Ageing and its associated functional decline are of growing medical importance in industrialised societies. Recently, major scientific opportunities have opened up for ageing research. In distantly related organisms, manipulations of insulin / insulin-like growth factor signalling both extend lifespan and ameliorate loss of function and disease during ageing. The knowledge of how this pathway acts to extend lifespan can be harvested for intervention into human ageing and ageing-related diseases.
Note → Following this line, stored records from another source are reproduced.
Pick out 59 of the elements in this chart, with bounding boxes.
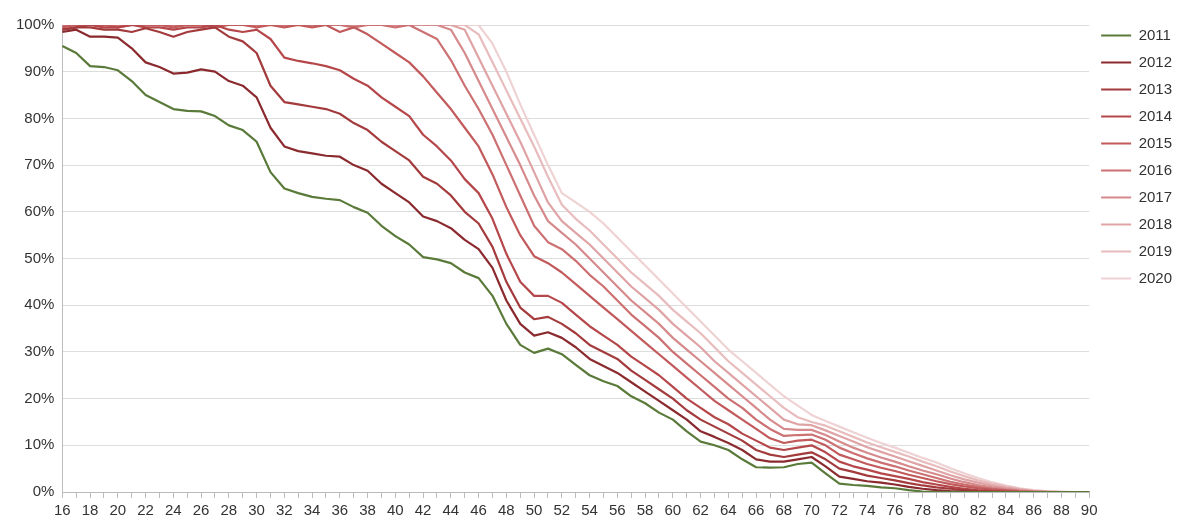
x-tick-label: 88 (1053, 501, 1070, 519)
x-tick-label: 44 (442, 501, 460, 519)
x-tick-label: 40 (387, 501, 404, 519)
legend-label: 2013 (1138, 79, 1173, 97)
y-tick-label: 50% (24, 248, 55, 266)
legend-label: 2020 (1138, 268, 1173, 286)
x-tick-label: 82 (969, 501, 987, 519)
x-tick-label: 68 (775, 501, 793, 519)
x-tick-label: 86 (1025, 501, 1042, 519)
legend-label: 2015 (1138, 133, 1173, 151)
legend-label: 2017 (1138, 187, 1173, 205)
x-tick-label: 64 (720, 501, 737, 519)
x-tick-label: 46 (470, 501, 487, 519)
x-tick-label: 32 (276, 501, 293, 519)
x-tick-label: 50 (525, 501, 543, 519)
x-tick-label: 80 (942, 501, 959, 519)
y-tick-label: 70% (24, 155, 55, 173)
x-tick-label: 48 (498, 501, 515, 519)
x-tick-label: 24 (165, 501, 182, 519)
x-tick-label: 20 (109, 501, 127, 519)
x-tick-label: 72 (831, 501, 848, 519)
legend-label: 2016 (1138, 160, 1173, 178)
x-tick-label: 30 (248, 501, 265, 519)
y-tick-label: 60% (24, 201, 55, 219)
x-tick-label: 34 (303, 501, 321, 519)
x-tick-label: 62 (692, 501, 709, 519)
x-tick-label: 56 (609, 501, 626, 519)
y-tick-label: 100% (15, 15, 55, 33)
x-tick-label: 26 (192, 501, 210, 519)
y-tick-label: 90% (24, 61, 55, 79)
x-tick-label: 22 (137, 501, 154, 519)
x-tick-label: 54 (581, 501, 598, 519)
x-tick-label: 42 (414, 501, 432, 519)
x-tick-label: 60 (664, 501, 682, 519)
x-tick-label: 74 (858, 501, 876, 519)
y-tick-label: 80% (24, 108, 55, 126)
x-tick-label: 66 (747, 501, 765, 519)
legend-label: 2011 (1138, 25, 1171, 43)
legend-label: 2019 (1138, 241, 1173, 259)
x-tick-label: 76 (886, 501, 904, 519)
x-tick-label: 52 (553, 501, 571, 519)
x-tick-label: 16 (54, 501, 71, 519)
x-tick-label: 70 (803, 501, 820, 519)
legend-label: 2012 (1138, 52, 1173, 70)
y-tick-label: 30% (24, 342, 55, 360)
x-tick-label: 18 (81, 501, 99, 519)
y-tick-label: 0% (32, 482, 55, 500)
legend-label: 2018 (1138, 214, 1173, 232)
y-tick-label: 40% (24, 295, 55, 313)
x-tick-label: 28 (220, 501, 238, 519)
legend-label: 2014 (1138, 106, 1173, 124)
x-tick-label: 58 (636, 501, 654, 519)
x-tick-label: 78 (914, 501, 931, 519)
x-tick-label: 38 (359, 501, 376, 519)
y-tick-label: 10% (24, 435, 55, 453)
x-tick-label: 36 (331, 501, 349, 519)
x-tick-label: 84 (997, 501, 1015, 519)
x-tick-label: 90 (1080, 501, 1098, 519)
y-tick-label: 20% (24, 388, 55, 406)
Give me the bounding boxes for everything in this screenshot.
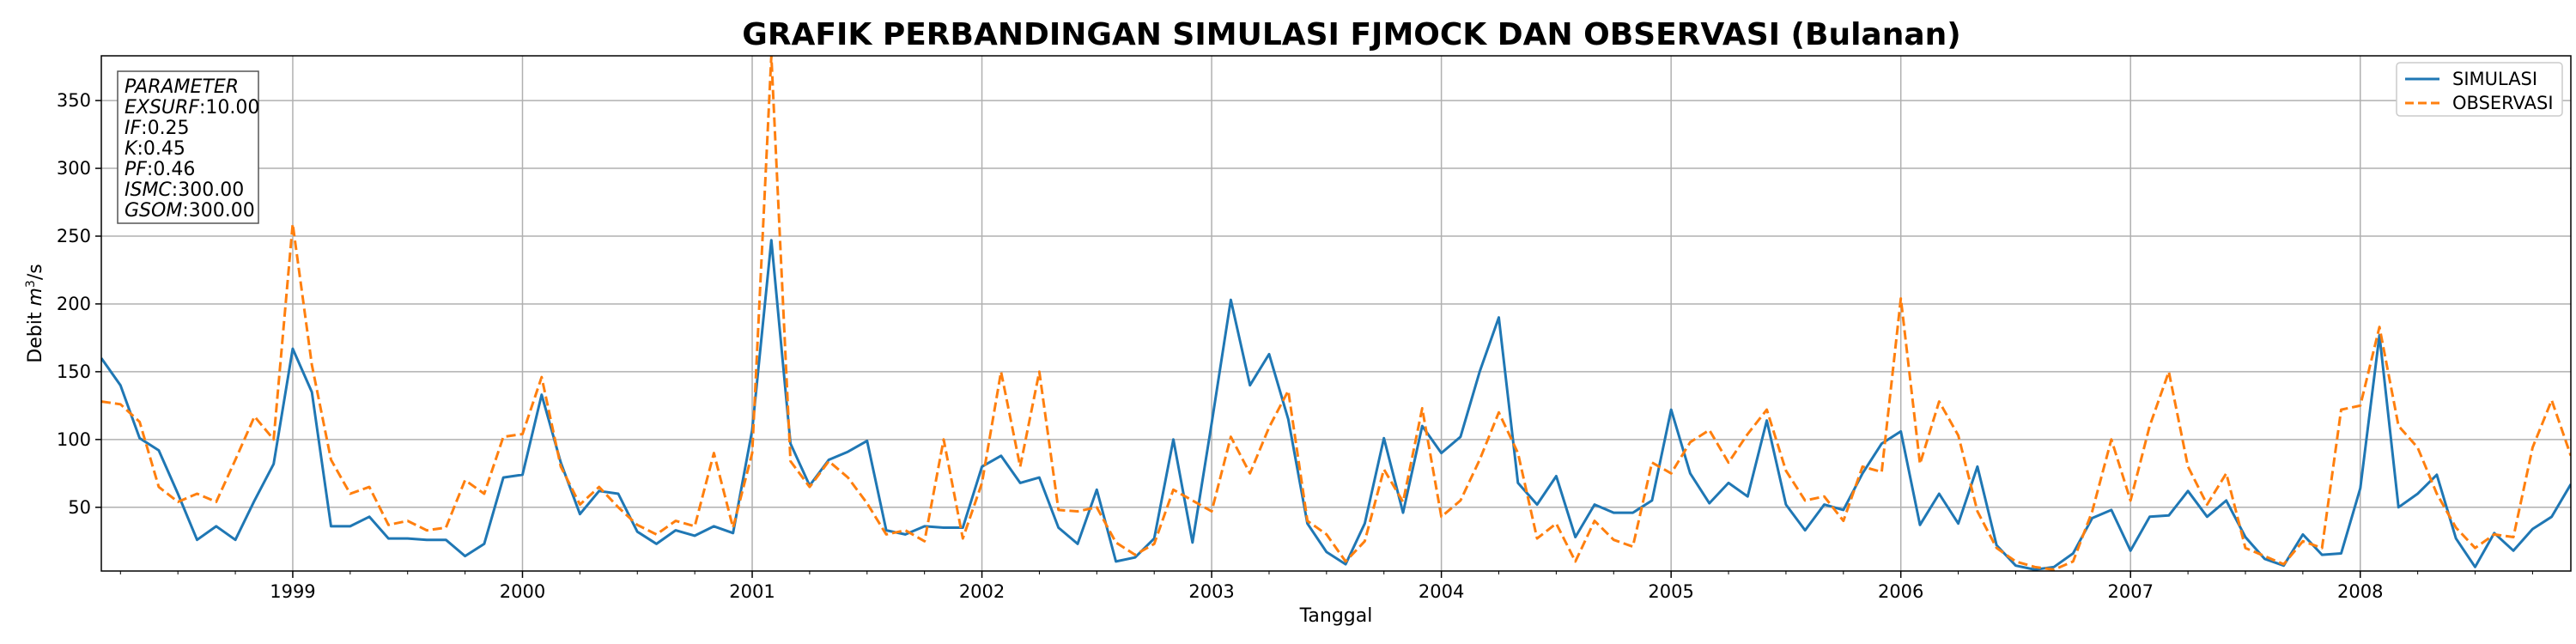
x-tick-label: 2001 bbox=[729, 581, 775, 602]
series-line-simulasi bbox=[101, 239, 2571, 571]
y-axis-label-prefix: Debit bbox=[25, 307, 46, 363]
parameter-value: :0.45 bbox=[137, 138, 185, 160]
x-tick-label: 2003 bbox=[1188, 581, 1234, 602]
y-tick-label: 200 bbox=[57, 294, 91, 314]
y-tick-label: 150 bbox=[57, 361, 91, 382]
x-tick-label: 2007 bbox=[2107, 581, 2153, 602]
parameter-item: EXSURF:10.00 bbox=[125, 97, 259, 118]
x-tick-label: 2006 bbox=[1878, 581, 1923, 602]
y-axis-label-exponent: 3 bbox=[24, 280, 38, 288]
y-tick-label: 250 bbox=[57, 226, 91, 246]
legend-label-observasi: OBSERVASI bbox=[2452, 93, 2554, 113]
grid-lines bbox=[101, 56, 2571, 571]
x-axis-label: Tanggal bbox=[1299, 605, 1373, 627]
parameter-key: ISMC bbox=[125, 179, 172, 201]
parameter-box: PARAMETER EXSURF:10.00IF:0.25K:0.45PF:0.… bbox=[117, 70, 259, 224]
legend-label-simulasi: SIMULASI bbox=[2452, 69, 2537, 89]
y-tick-label: 300 bbox=[57, 158, 91, 179]
y-axis-label-unit: m bbox=[25, 288, 46, 306]
y-tick-label: 100 bbox=[57, 429, 91, 450]
parameter-heading: PARAMETER bbox=[125, 76, 239, 98]
parameter-box-frame bbox=[117, 70, 259, 224]
series-layer bbox=[101, 56, 2571, 571]
parameter-value: :10.00 bbox=[199, 97, 259, 118]
parameter-key: GSOM bbox=[125, 200, 182, 222]
parameter-item: K:0.45 bbox=[125, 138, 185, 160]
legend: SIMULASI OBSERVASI bbox=[2396, 62, 2563, 117]
x-axis: 1999 2000 2001 2002 2003 2004 2005 2006 2007 2008 bbox=[119, 571, 2533, 602]
plot-area-frame bbox=[100, 55, 2572, 572]
parameter-value: :300.00 bbox=[172, 179, 244, 201]
parameter-key: K bbox=[125, 138, 138, 160]
parameter-key: PF bbox=[125, 159, 147, 180]
parameter-key: EXSURF bbox=[125, 97, 199, 118]
parameter-value: :0.46 bbox=[147, 159, 195, 180]
parameter-value: :0.25 bbox=[141, 118, 189, 139]
y-axis-label: Debit m3/s bbox=[24, 264, 46, 362]
y-tick-label: 50 bbox=[68, 497, 91, 518]
y-axis: 50 100 150 200 250 300 350 bbox=[57, 90, 101, 518]
x-tick-label: 2004 bbox=[1419, 581, 1464, 602]
chart-title: GRAFIK PERBANDINGAN SIMULASI FJMOCK DAN … bbox=[742, 17, 1960, 52]
y-axis-label-unit-rest: /s bbox=[25, 264, 46, 280]
parameter-item: GSOM:300.00 bbox=[125, 200, 255, 222]
parameter-item: ISMC:300.00 bbox=[125, 179, 244, 201]
x-tick-label: 2002 bbox=[959, 581, 1005, 602]
x-tick-label: 2000 bbox=[500, 581, 545, 602]
y-tick-label: 350 bbox=[57, 90, 91, 111]
parameter-value: :300.00 bbox=[182, 200, 254, 222]
parameter-item: PF:0.46 bbox=[125, 159, 195, 180]
x-tick-label: 2008 bbox=[2337, 581, 2383, 602]
x-tick-label: 1999 bbox=[270, 581, 315, 602]
series-line-observasi bbox=[101, 56, 2571, 571]
parameter-key: IF bbox=[125, 118, 141, 139]
x-tick-label: 2005 bbox=[1648, 581, 1693, 602]
parameter-item: IF:0.25 bbox=[125, 118, 190, 139]
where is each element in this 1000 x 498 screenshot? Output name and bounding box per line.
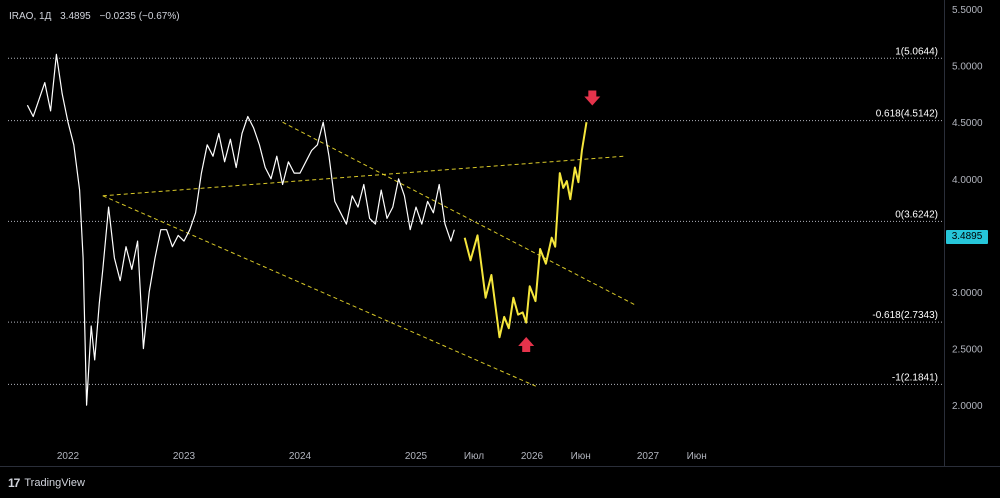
y-axis-tick-label: 5.5000 bbox=[952, 5, 983, 16]
y-axis-tick-label: 5.0000 bbox=[952, 62, 983, 73]
trend-line bbox=[102, 195, 539, 388]
x-axis-tick-label: Июл bbox=[464, 451, 484, 462]
fib-level-label: -1(2.1841) bbox=[892, 372, 938, 383]
price-scale-divider bbox=[944, 0, 945, 466]
price-change: −0.0235 (−0.67%) bbox=[99, 11, 180, 22]
x-axis-tick-label: 2026 bbox=[521, 451, 544, 462]
y-axis-tick-label: 2.5000 bbox=[952, 345, 983, 356]
x-axis-tick-label: 2027 bbox=[637, 451, 660, 462]
y-axis-tick-label: 4.0000 bbox=[952, 175, 983, 186]
tradingview-logo-icon: 17 bbox=[8, 476, 20, 490]
last-price: 3.4895 bbox=[60, 11, 91, 22]
y-axis-tick-label: 2.0000 bbox=[952, 401, 983, 412]
forecast-price-line bbox=[463, 122, 588, 339]
x-axis-tick-label: 2024 bbox=[289, 451, 312, 462]
tradingview-brand[interactable]: 17 TradingView bbox=[8, 476, 85, 490]
fib-level-label: -0.618(2.7343) bbox=[872, 310, 938, 321]
x-axis-tick-label: Июн bbox=[571, 451, 591, 462]
x-axis-tick-label: 2025 bbox=[405, 451, 428, 462]
arrow-down-icon bbox=[584, 90, 601, 106]
brand-name: TradingView bbox=[24, 477, 85, 489]
x-axis-tick-label: Июн bbox=[687, 451, 707, 462]
y-axis-tick-label: 4.5000 bbox=[952, 118, 983, 129]
time-scale-divider bbox=[0, 466, 1000, 467]
history-price-line bbox=[26, 53, 455, 406]
fib-level-label: 1(5.0644) bbox=[895, 46, 938, 57]
y-axis-tick-label: 3.0000 bbox=[952, 288, 983, 299]
x-axis-tick-label: 2022 bbox=[57, 451, 80, 462]
arrow-up-icon bbox=[518, 336, 535, 352]
fib-level-label: 0.618(4.5142) bbox=[876, 109, 938, 120]
symbol-label[interactable]: IRAO, 1Д bbox=[9, 11, 52, 22]
current-price-tag: 3.4895 bbox=[946, 230, 988, 244]
symbol-header: IRAO, 1Д 3.4895 −0.0235 (−0.67%) bbox=[9, 11, 180, 22]
x-axis-tick-label: 2023 bbox=[173, 451, 196, 462]
trend-line bbox=[282, 121, 637, 307]
trend-line bbox=[102, 155, 625, 197]
fib-level-label: 0(3.6242) bbox=[895, 209, 938, 220]
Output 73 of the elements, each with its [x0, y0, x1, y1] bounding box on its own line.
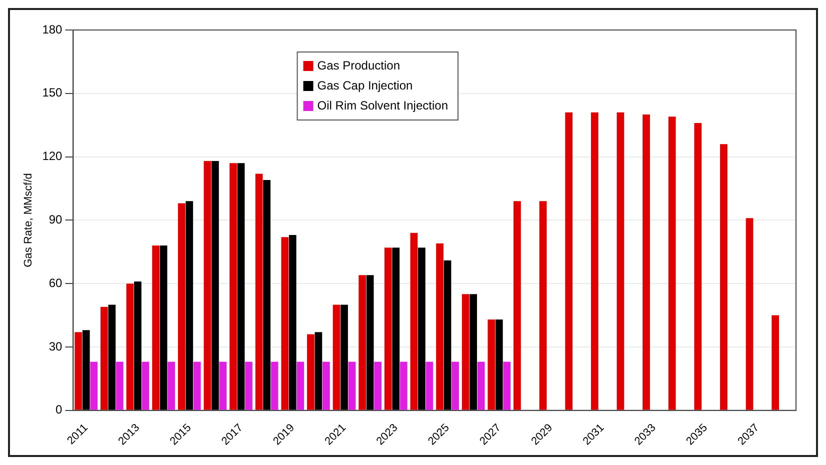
- bar: [126, 284, 134, 410]
- y-tick-label: 0: [56, 402, 63, 417]
- bar: [82, 330, 90, 410]
- bar: [142, 362, 150, 410]
- bar: [116, 362, 124, 410]
- bar: [270, 362, 278, 410]
- legend-label: Gas Production: [317, 58, 400, 72]
- bar: [74, 332, 82, 410]
- bar: [358, 275, 366, 410]
- y-tick-label: 60: [48, 276, 63, 290]
- bar: [462, 294, 470, 410]
- y-tick-label: 30: [48, 339, 63, 354]
- bar: [322, 362, 330, 410]
- bar: [212, 161, 219, 410]
- bar: [668, 116, 676, 410]
- bar: [245, 362, 252, 410]
- bar: [514, 201, 521, 410]
- bar: [444, 260, 452, 410]
- bar: [307, 334, 314, 410]
- bar: [477, 362, 485, 410]
- y-tick-label: 90: [48, 212, 63, 226]
- bar: [410, 232, 418, 410]
- bar: [452, 362, 459, 410]
- bar: [495, 320, 503, 410]
- bar: [590, 112, 598, 410]
- bar: [565, 112, 573, 410]
- bar: [108, 304, 116, 410]
- y-tick-label: 150: [42, 86, 63, 100]
- legend-label: Gas Cap Injection: [317, 78, 413, 92]
- bar: [616, 112, 624, 410]
- bar: [263, 180, 270, 410]
- bar: [694, 122, 702, 410]
- bar: [204, 161, 212, 410]
- bar: [255, 174, 263, 410]
- bar: [314, 332, 322, 410]
- bar: [219, 362, 227, 410]
- bar: [418, 248, 426, 410]
- bar: [470, 294, 478, 410]
- bar: [152, 246, 160, 410]
- bar: [332, 304, 340, 410]
- bar: [539, 201, 547, 410]
- bar: [366, 275, 374, 410]
- bar: [186, 201, 194, 410]
- bar: [178, 203, 186, 410]
- legend-label: Oil Rim Solvent Injection: [317, 98, 448, 112]
- bar: [160, 246, 168, 410]
- bar: [348, 362, 356, 410]
- y-tick-label: 120: [42, 149, 63, 164]
- bar: [426, 362, 434, 410]
- bar: [374, 362, 382, 410]
- bar: [281, 237, 289, 410]
- bar: [384, 248, 392, 410]
- bar: [746, 218, 754, 410]
- bar: [288, 234, 296, 410]
- bar: [100, 306, 108, 410]
- bar: [230, 163, 237, 410]
- bar: [90, 362, 98, 410]
- bar: [400, 362, 408, 410]
- bar: [168, 362, 175, 410]
- bar: [237, 163, 245, 410]
- bar: [772, 315, 780, 410]
- bar: [720, 144, 728, 410]
- bar: [193, 362, 201, 410]
- bar: [503, 362, 511, 410]
- bar: [436, 243, 444, 410]
- bar: [134, 281, 142, 410]
- bar: [392, 248, 400, 410]
- bar: [488, 320, 496, 410]
- bar: [642, 114, 650, 410]
- y-axis-title: Gas Rate, MMscf/d: [22, 173, 35, 268]
- bar: [340, 304, 348, 410]
- bar: [296, 362, 304, 410]
- y-tick-label: 180: [42, 22, 63, 36]
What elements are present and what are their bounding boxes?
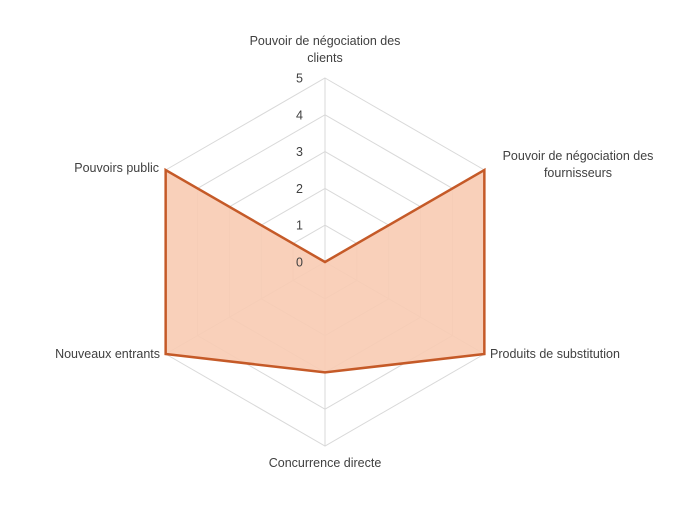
category-label-5: Pouvoirs public (74, 161, 159, 175)
tick-label-0: 0 (296, 256, 303, 270)
tick-label-4: 4 (296, 108, 303, 122)
category-label-line: fournisseurs (544, 166, 612, 180)
category-label-line: Concurrence directe (269, 456, 382, 470)
category-label-line: Pouvoir de négociation des (503, 149, 654, 163)
category-label-line: Pouvoirs public (74, 161, 159, 175)
tick-layer: 0 1 2 3 4 5 (296, 72, 303, 270)
category-label-2: Produits de substitution (490, 347, 620, 361)
tick-label-1: 1 (296, 219, 303, 233)
tick-label-5: 5 (296, 72, 303, 86)
category-label-3: Concurrence directe (269, 456, 382, 470)
category-label-layer: Pouvoir de négociation desclientsPouvoir… (55, 34, 653, 470)
category-label-line: clients (307, 51, 342, 65)
category-label-line: Nouveaux entrants (55, 347, 160, 361)
category-label-0: Pouvoir de négociation des clients (250, 34, 401, 65)
category-label-1: Pouvoir de négociation des fournisseurs (503, 149, 654, 180)
tick-label-3: 3 (296, 145, 303, 159)
category-label-4: Nouveaux entrants (55, 347, 160, 361)
category-label-line: Pouvoir de négociation des (250, 34, 401, 48)
category-label-line: Produits de substitution (490, 347, 620, 361)
tick-label-2: 2 (296, 182, 303, 196)
series-layer (164, 167, 486, 374)
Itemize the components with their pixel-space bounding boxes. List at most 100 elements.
This project advanced our understanding of the molecular mechanisms whereby this signalling pathway acts, in the fruit fly Drosophila melanogaster. It examined the effects on lifespan and associated traits of the manipulation of the hormonal signals central to the pathway, and identified a new component, (Imp-L2) whose overexpression can extend lifespan and whose human equivalent (IGFBP7) has been shown by others to act as a tumour suppressor.

Furthermore, the project determined the targets of the drosophila FoxO, a transcription factor crucial for lifespan extension achieved through a number of different manipulations in a range of organisms. At the same time, this work has revealed the complexity of FoxO action and the evolutionary conservation of its regulon. The human FoxO (FoxO3A) has been shown by others to be strongly associated with human longevity. Hence, the targets of FoxO identified in this study are promising candidates for interventions into ageing and ageing-related diseases in humans.